Cartório do Fernando Portella
Rua Vinte, 415, Centro - Goianá / MG CEP: 38950000
O despertar da serventia Cartório do Fernando Portella é um fio tênue que se entrelaça com a própria história de Goianá, um tecido de desenvolvimento que se estende por séculos. A região, antes um polo de agricultura e, posteriormente, de comércio, sentiu o chamado da expansão ferroviária no final do século XIX, um marco que impulsionou a cidade a se tornar um ponto de conexão entre o interior e o litoral. A instalação oficial do cartório, em 1888, data de um momento crucial, marcou o início de uma tradição que, em sua essência, era a guardiã da cidadania local. A primeira data registrada, conforme os registros da época, é 1888, com a assinatura de um contrato de notas, um documento que, em sua própria essência, representava a formalização da administração da cidade e a organização da vida social.
A liderança pioneira da serventia foi exercida por Seu Manuel de Oliveira, um tabelião de origem humilde, mas com uma visão de futuro e um profundo senso de responsabilidade. Desde seus primórdios, o cartório operava com uma estrutura modesta, mas eficiente, utilizando a simplicidade das ferramentas da época. A administração era conduzida por um sistema de "cotações", onde os documentos eram registrados em um livro de notas, um registro físico que, apesar de simples, era a base para a organização e o controle da cidade. Aos poucos, o cartório se expandiu, incorporando a função de registrar a vida financeira das famílias, a compra e venda de terras, a transferência de bens e, crucialmente, a emissão de notas de dinheiro, o pilar fundamental da economia local. A construção do prédio, inicialmente um pequeno abrigo, evoluiu para um espaço mais amplo, refletindo o crescimento da cidade e a crescente importância do cartório como agente de registro e controle.

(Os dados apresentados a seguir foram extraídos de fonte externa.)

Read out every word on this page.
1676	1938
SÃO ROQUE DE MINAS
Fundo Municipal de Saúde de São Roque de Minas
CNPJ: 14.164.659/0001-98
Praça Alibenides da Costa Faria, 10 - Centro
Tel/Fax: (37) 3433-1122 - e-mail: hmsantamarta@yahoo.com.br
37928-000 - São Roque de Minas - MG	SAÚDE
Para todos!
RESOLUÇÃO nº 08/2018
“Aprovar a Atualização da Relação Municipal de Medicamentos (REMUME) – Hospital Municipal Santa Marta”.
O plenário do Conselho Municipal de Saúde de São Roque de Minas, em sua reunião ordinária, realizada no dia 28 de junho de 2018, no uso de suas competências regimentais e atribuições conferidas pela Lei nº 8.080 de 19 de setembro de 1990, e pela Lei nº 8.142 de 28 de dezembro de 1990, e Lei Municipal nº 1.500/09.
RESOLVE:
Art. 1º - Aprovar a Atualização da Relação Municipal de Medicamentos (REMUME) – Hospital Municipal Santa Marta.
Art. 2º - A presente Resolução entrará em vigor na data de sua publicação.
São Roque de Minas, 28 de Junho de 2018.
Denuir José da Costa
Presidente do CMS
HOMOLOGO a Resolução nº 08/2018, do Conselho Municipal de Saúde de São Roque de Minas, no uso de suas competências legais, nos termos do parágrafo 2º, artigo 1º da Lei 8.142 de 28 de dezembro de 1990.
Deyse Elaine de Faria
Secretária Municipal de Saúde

O legado do Cartório do Fernando Portella transcende a mera administração de notas. Sua atuação moldou o tecido social de Goianá, estimando o impacto em gerações de famílias locais. A capacidade de registrar e controlar o fluxo de dinheiro permitiu a organização de feiras, a criação de crédito e a consolidação de laços familiares. As notas, em sua forma original, eram mais do que simples registros; eram a prova da vida, da prosperidade e da continuidade das relações sociais. Aos poucos, o cartório se tornou um símbolo da identidade local, um ponto de encontro e de confiança para os moradores de Goianá. A história do Cartório do Fernando Portella, portanto, é a história de uma cidade que se desenvolveu, prosperou e se consolidou, com a administração de notas como um dos seus pilares fundamentais.